Apparently there are people who start thinking about Christmas with the arrival of spring’s first blowfly. By the end of October they have their shopping done and menus sorted. The gardeners among them will have ordered lilium or hippeastrum bulbs and timed the planting of them to make a stupendous flowering gift.
Others delay even thinking of Christmas until Christmas Eve. Those of us following the middle way are currently starting to consider our options. Fortunately it’s not too late to grow gifts.
The indoor plantscape of newbie gardeners could be happily increased with a selection from your own collection. Easiest to establish are cuttings from easy-care, fast-growing pothos, also called devil’s ivy, or more correctly Epipremnum aureum. Pothos grows new roots from nodes, the tiny brown lumps on the stems.

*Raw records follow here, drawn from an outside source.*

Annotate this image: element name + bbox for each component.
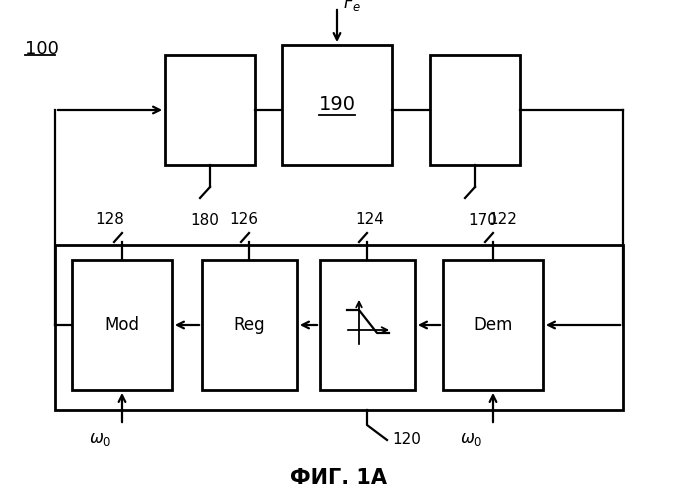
Bar <box>72 260 172 390</box>
Text: ФИГ. 1А: ФИГ. 1А <box>290 468 387 488</box>
Text: $\omega_0$: $\omega_0$ <box>460 430 482 448</box>
Text: $\omega_0$: $\omega_0$ <box>89 430 111 448</box>
Text: Mod: Mod <box>104 316 139 334</box>
Text: 170: 170 <box>468 213 498 228</box>
Text: 180: 180 <box>190 213 219 228</box>
Bar <box>282 45 392 165</box>
Text: 126: 126 <box>230 212 259 227</box>
Bar <box>55 245 623 410</box>
Text: 124: 124 <box>355 212 385 227</box>
Bar <box>430 55 520 165</box>
Text: $F_e$: $F_e$ <box>343 0 362 13</box>
Text: 100: 100 <box>25 40 59 58</box>
Text: Dem: Dem <box>473 316 512 334</box>
Text: 120: 120 <box>392 432 421 448</box>
Bar <box>202 260 297 390</box>
Text: Reg: Reg <box>233 316 265 334</box>
Text: 122: 122 <box>489 212 517 227</box>
Text: 190: 190 <box>318 96 355 114</box>
Bar <box>320 260 415 390</box>
Bar <box>165 55 255 165</box>
Text: 128: 128 <box>95 212 125 227</box>
Bar <box>443 260 543 390</box>
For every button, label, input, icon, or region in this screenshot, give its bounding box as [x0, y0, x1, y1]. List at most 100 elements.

Cut a few pieces of stem from a healthy pothos specimen that each contains at least one node and one or two leaves. Take three or four cuttings to make a denser, more impressive-looking pot faster.
Place the cuttings in a clean jar with a few centimetres of water. Only the stems and nodes should be in water, not any leaves. Place the jar in bright, indirect light. Roots will develop in a few weeks, and once they are a few centimetres long can be planted into potting mix lightened with a handful of perlite. Take care not to damage the delicate new roots. Philodendrons can be propagated the same way.
Quick-result edible gifts include radish or rocket bowls. Sow seed into a container at least 30cm in diameter. Do it this week and the harvest can be eaten before the New Year. Cover the seeds lightly with seed-raising mix, press down to ensure contact between seed and soil and keep moist until germination. Keep up the water as they grow and protect them from hot sun.
If you don’t trust yourself with seed, buy salad or herb seedlings and grow them in a good-looking pot. Be sure to group herbs according to water requirements: drought-tolerant options such as thyme, oregano and rosemary won’t make good friends with water-hungry basil or mint.
If procrastination sets in for a few more weeks, garden-grown gifts will need to have been grown by someone else. The traditional choice in flowering presents is a poinsettia, which naturally flowers in the winter, but is manipulated by nurseries for Christmas colour. More seasonal is a Big Red geranium, which adheres to the traditional colour scheme and can be enjoyed briefly indoors before finding a more permanent home in a sunny spot outside.
For an indigenous feel, go with the dwarf form of Christmas bush, Ceratopetalum gummiferum “Johanna’s Christmas”, or search out Christmas bells, Blandfordia grandiflora, at native nurseries. Christmas bells start flowering in mid-December and continue until February, which is just the way we like our festive season – long.